Rep. Al Green raised more than $1.7 million to fund three election bids from 2004 to 2008, but his campaign neglected to report more than a year and a half's worth of its transactions to the Federal Election Commission.
The nine missing campaign finance reports — detailing who gave the Texas Democrat a quarter of his money during these years — were filed only after the FEC sent letters threatening to audit and fine the campaign.
While Green has failed to file campaign disclosure reports more times than any current lawmaker, he is not the only offender. At least 680 campaigns have failed to file more than 900 required filings total since 2000, according to a Roll Call study of campaign finance records. As a result, the FEC has fined these campaigns more than $2 million during the past decade.
“I’m not proud of this,” Green said in response to the study. “I regret that it has happened. I apologize for it and I will continue to do better going forward.”
Green paid more than $40,000 in fines to the FEC, and most of his campaign’s filing irregularities ended after 2008, when, he said, he “hired an independent professional” to help him with his campaign finance reporting.
Campaign watchdogs have little sympathy for candidates who neglect to file their reports on time. “There’s no excuse for it,” said Paul S. Ryan, a lawyer at the Campaign Legal Center who works on election law issues.
“Refusing to file a report is blatant noncompliance, and it should be punished. How can the public trust these individuals to make huge budgetary decisions affecting public policy if they can’t manage to file a fairly simple campaign finance disclosure report?”

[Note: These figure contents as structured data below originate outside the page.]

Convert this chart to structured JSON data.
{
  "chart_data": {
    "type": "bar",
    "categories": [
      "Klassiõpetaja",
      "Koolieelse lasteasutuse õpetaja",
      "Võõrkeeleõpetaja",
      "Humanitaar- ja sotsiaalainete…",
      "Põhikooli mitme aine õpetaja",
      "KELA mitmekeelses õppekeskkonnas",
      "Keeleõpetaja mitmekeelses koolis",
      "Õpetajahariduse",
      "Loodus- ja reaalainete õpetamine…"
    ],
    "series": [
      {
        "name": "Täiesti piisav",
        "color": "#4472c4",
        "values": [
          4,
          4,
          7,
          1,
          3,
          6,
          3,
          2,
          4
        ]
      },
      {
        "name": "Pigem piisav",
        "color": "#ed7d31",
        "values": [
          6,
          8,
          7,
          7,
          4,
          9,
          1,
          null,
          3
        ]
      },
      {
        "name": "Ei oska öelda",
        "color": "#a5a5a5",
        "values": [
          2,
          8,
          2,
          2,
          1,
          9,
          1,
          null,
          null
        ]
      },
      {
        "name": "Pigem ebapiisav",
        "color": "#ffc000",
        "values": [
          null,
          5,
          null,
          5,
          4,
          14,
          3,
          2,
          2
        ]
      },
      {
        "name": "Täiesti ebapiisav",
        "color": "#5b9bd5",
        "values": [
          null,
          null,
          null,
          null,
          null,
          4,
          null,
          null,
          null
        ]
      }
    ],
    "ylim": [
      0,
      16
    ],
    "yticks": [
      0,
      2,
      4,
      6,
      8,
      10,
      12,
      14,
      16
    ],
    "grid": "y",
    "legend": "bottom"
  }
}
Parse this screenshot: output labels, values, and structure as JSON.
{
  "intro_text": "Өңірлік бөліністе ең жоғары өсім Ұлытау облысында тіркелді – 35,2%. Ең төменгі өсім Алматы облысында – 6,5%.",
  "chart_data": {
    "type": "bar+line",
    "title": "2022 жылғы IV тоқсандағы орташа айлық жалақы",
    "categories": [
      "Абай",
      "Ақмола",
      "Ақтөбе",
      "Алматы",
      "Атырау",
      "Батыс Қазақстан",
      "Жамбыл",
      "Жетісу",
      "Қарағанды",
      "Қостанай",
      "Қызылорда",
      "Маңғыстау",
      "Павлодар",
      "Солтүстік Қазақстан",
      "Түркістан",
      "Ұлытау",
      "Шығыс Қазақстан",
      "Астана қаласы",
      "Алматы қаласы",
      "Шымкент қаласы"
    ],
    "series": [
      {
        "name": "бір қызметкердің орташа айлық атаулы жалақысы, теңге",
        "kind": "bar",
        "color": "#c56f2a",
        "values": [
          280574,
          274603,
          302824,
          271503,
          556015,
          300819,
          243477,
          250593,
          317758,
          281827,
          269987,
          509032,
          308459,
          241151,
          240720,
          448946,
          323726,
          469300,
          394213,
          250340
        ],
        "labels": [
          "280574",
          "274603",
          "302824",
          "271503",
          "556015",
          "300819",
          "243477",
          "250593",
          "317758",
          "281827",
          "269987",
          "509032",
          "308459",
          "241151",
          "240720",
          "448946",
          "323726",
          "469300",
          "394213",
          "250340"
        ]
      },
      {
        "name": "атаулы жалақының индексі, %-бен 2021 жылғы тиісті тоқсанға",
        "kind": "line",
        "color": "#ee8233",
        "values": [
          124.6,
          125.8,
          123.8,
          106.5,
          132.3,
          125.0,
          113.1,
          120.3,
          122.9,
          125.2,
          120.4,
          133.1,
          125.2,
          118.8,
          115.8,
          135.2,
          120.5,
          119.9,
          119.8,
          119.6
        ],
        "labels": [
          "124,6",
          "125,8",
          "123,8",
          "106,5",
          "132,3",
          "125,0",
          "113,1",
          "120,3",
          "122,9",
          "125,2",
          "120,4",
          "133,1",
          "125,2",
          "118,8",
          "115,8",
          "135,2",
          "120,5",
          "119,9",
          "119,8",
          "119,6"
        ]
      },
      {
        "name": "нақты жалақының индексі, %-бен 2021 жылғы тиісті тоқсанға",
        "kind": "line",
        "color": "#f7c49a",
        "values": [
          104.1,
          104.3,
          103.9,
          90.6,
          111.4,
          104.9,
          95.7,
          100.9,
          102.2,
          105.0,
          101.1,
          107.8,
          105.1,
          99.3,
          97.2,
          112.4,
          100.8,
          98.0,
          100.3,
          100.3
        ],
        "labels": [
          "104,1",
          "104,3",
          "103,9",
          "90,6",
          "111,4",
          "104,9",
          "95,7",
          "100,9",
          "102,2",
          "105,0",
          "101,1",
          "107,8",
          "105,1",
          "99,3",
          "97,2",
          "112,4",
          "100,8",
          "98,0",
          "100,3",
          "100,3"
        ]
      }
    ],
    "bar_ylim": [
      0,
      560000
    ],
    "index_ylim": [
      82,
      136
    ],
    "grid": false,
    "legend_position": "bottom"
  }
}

No party can claim superiority when it comes to filing FEC reports. Democratic candidates have missed 447 filings since 2000, resulting in more than $958,000 in fines, while Republican candidates failed to file 449 reports and were penalized just more than $1 million. Third-party candidates missed another 37 filings, resulting in more than $53,000 in penalties.
The fines imposed by the FEC are often based on a percentage of a candidate’s receipts and sometimes can be mitigated by circumstances. This explains why Rep. Colleen Hanabusa (D-Hawaii) was penalized only $900 for skipping five reports, while Rep. John Conyers (D-Mich.) received $14,000 in fines for missing the same number of reports from 2000 to 2004.
“The late filings were the result of a software failure,” said Ashley Nagaoka, spokeswoman for Hanabusa. “The FEC acknowledged the error and the campaign’s accountant paid the fine.”
A Conyers spokeswoman said in an e-mail: “When he first became aware that these reports had not been filed he directed the campaign to make changes. They filed the missing paperwork immediately and in June 2007 the FEC authorized the termination of Friends of John Conyers.” Conyers created a new campaign committee with a new treasurer and has not failed to file since, she said.
Setting fines as a percentage of the total raised means Members of Congress who raise large amounts of money pay the stiffest fines when they fail to file. Some of the biggest fines were levied against campaigns that failed to file 48-hour reports detailing contributors who gave them $1,000 or more in donations.
The campaign of Sen. Joe Lieberman (I-Conn.) was fined $38,000 for missing two 48-hour reports in 2006, and Sen. Tom Coburn (R-Okla.) was penalized $33,000 for missing a 48-hour report in 2004.
“The FEC found that the campaign did not violate any laws other than failing to comply with certain record-keeping and disbursement rules,” said Whitney Phillips, Lieberman’s press secretary. “This was the only time in 40 years that his campaign has been fined. It is critical to note that the FEC found that Sen. Lieberman did not engage in any wrongdoing in connection with alleged campaign violations.”
The list of candidates who missed filings reads like a political graveyard of campaigns past and present. Even President Barack Obama was fined $11,000 after his 2004 Senate campaign failed to file a 48-hour report.
Other sitting lawmakers who missed more than one filing include Sen. Lisa Murkowski (R-Alaska), who was fined less than $4,000 for missing two filings in 2004 and 2005, and Rep. Francisco “Quico” Canseco (R-Texas), who was fined less than $3,000 for missing two filings in 2006 and 2008.
Groups advocating compliance say the central issue when reports go unfiled is that the public’s right to know who was funding these candidates is impaired.
This lack of transparency goes beyond candidates to some of the groups funding their campaigns. More than 1,000 forms were not filed on time by party committees and corporate, union, and other special interest political action committees during the past decade, resulting in more than $1.5 million in fines.
The amount unreported during these periods is substantial. These campaigns and PACs raised more than $1 billion combined in the cycles during which they failed at least once to file a form.
“Congress and the courts have collectively determined that the public has a right to know how candidates are raising and spending money,” Ryan said. “It’s important to voters via journalists to have that information to make informed decisions on Election Day.”
Some of the campaigns that are bad at filing their required reports are also bad at paying fines. Candidates failing to file currently owe more than $470,000 to the FEC, with Republican campaigns owing $248,000 and Democratic ones owing $210,000.